The difference between the two methodologies is immediately obvious when we inspect the meta-learner coefficients (`event.coef`). 

```{r inspect-weights}
cat("\n--- ENSEMBLE WEIGHTS (selection = 'ensemble') ---\n")
print(round(fit_ensemble$event.coef, 4))

cat("\n--- BEST MODEL WEIGHTS (selection = 'best') ---\n")
print(round(fit_best$event.coef, 4))
```

**Interpretation:** Notice that the Ensemble Super Learner distributes the weight across multiple models to minimize the overall loss function. The "Best" Super Learner simply looks at the cross-validated risk, identifies the champion, and gives it 100% of the weight. 
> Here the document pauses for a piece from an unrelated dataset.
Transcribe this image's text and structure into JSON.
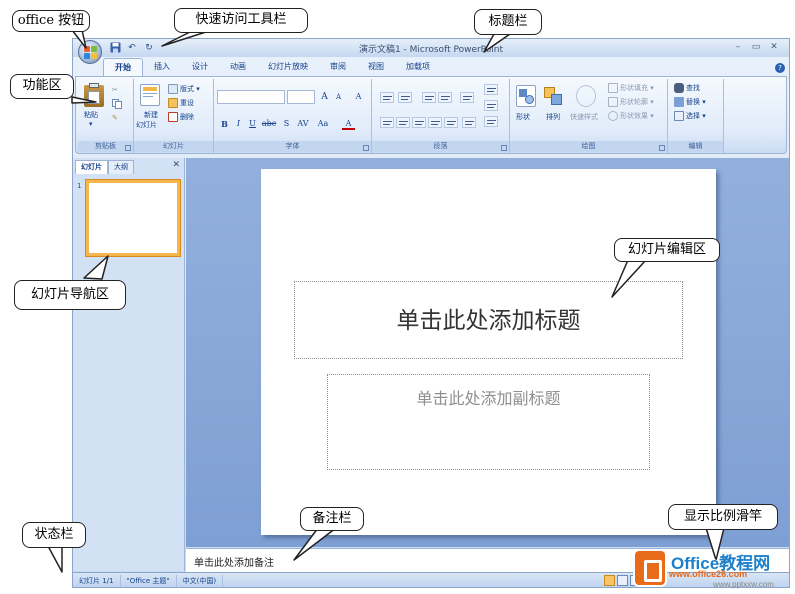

## 4. Evaluate and Compare Performance

A common question in clinical research is: *"Does the complexity of the Ensemble actually perform better than simply picking the best single model?"*

We can answer this instantly using `eval_summary()`. 

```{r evaluate-comparison}
# Evaluate the Ensemble
cat("Performance of the ENSEMBLE Super Learner:\n")
eval_summary(fit_ensemble, newdata = X_te, time = test$duration, 
             event = test$event, eval_times = new.times)

cat("\nPerformance of the BEST MODEL Super Learner:\n")
eval_summary(fit_best, newdata = X_te, time = test$duration, 
             event = test$event, eval_times = new.times)
```

By comparing the resulting Brier scores and C-indices, you can empirically justify whether the "soft selection" of the ensemble is mathematically necessary for your specific dataset, or if the "hard selection" of a single model is sufficient.